Now in actual practice it is recommended to use SHA-2, and specifically SHA-256 or SHA-384 - depending on your needs. MD4 is broken for a long time, MD5 - in principle, also broken: just yesterday, a new attack on MD5 was published, where the guys use Sony PlayStation to generate collisions coolly. We can assume that the use of MD5 is no longer necessary. In real life, always use SHA-2.

Where else besides authentication, hash functions are used? In the key generation protocol, for example in PBKDF2. Suppose you need to encrypt a file. You take the user and, as a rule, ask for the password with which you need to encrypt the file. In a real-life situation, the user enters something like a sequence from 1 to 5 as a password, and his work will be completed.

On the one hand, you want your encryption key to be not as predictable as β€œ12345”, and that the distribution of bits is more uniform. On the other hand, if an attacker begins to sort through all possible passwords, each brute-force attack should take as much time as possible. The indicated class of KDF-functions is aimed at exactly that.

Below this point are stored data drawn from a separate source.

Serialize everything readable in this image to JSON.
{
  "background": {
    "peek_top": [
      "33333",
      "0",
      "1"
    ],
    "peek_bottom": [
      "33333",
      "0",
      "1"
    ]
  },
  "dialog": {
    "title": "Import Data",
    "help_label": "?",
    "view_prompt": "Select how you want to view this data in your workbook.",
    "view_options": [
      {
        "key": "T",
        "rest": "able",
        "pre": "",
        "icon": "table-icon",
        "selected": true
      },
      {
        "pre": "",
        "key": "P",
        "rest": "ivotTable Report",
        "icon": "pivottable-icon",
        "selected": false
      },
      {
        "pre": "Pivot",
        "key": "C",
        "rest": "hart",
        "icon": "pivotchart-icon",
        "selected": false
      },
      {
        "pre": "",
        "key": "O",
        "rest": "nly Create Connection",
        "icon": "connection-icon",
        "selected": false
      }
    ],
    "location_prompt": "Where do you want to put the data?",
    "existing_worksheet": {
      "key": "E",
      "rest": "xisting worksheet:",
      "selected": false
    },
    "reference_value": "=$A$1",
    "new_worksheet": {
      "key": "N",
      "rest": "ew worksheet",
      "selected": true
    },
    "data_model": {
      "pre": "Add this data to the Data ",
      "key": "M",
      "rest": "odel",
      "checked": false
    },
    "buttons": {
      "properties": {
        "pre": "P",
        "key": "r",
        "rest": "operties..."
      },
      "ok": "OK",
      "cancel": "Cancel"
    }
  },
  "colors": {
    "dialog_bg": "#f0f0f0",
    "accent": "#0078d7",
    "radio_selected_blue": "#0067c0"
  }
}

PBKDF2 is a specific function from the class of key generation functions. It is arranged very simply. It only does that it applies a hash algorithm several tens of thousands of times. And along the way - at each stage - it mixes up additional data so that it is rather difficult to calculate it in advance.

Since the hash function has been running for quite a long time, performing hash functions several thousand times takes even longer. In other words, we are protected in a convenient way from an attacker who tries to sort out several common passwords.

In real life, when the KDF function is used, it is recommended to choose the number of iterations so that it is, on the one hand, acceptable to an impatient user, and on the other, unacceptable to an attacker who wants to pick up several million keys. In real life, select such a number of iterations in KDF, so that, for example, it is executed in one second. For an attacker, one second is an absolutely indecent time, while the user, pressing the button and waiting for the password to be verified, is quite capable of waiting for one second.

Storing passwords is the same use of hashes. Anton in the story about UNIX will definitely tell about it.

Since we have padding oracle and similar attacks, when we generate a message, there are two options.

There is a crypto-primitive type of MAS, and there is a crypto-primitive for encryption. We want to send a message and authenticate it. There are two ways. We can encrypt the message, then take the MAC from this thing and attach it to the message. Entirely it will look like this: E (T) || MAC (E (T)).

The second way is the following: we take the message, encrypt it and take the MAC from the plaintext. Because why do we need an extra operation?

In fact, one is called MAC before encrypt, and the second is encrypt before MAC.

The question is - which is better? Equally? Okay, more versions?

There is another great way - they say, let's encrypt the MAS so that no knowledge about the plaintext is leaking.

Indeed, there is a problem with this method: if you encrypt a message with it, there will be a risk of encountering a padding oracle attack. Padding oracle doesn't care if you have MAC at the end or some other data. You will have a box that first tries to decrypt the message. If due to improper padding, it does not decrypt, the box will not even check the MAC, and will immediately respond to the attacker or someone else that "I could not decipher this thing." Enough unpleasant. Therefore, here is a general recommendation for the design of such systems - if you do not know what you are doing, it is better to use such a thing, and if you know, this one: E (T) || MAC (E (T)).

Just six months ago, Anton and I discussed about one place, and I insisted on using the second design. I thought I knew what I was doing. And I still think that I knew what I was doing, because there was no padding oracle.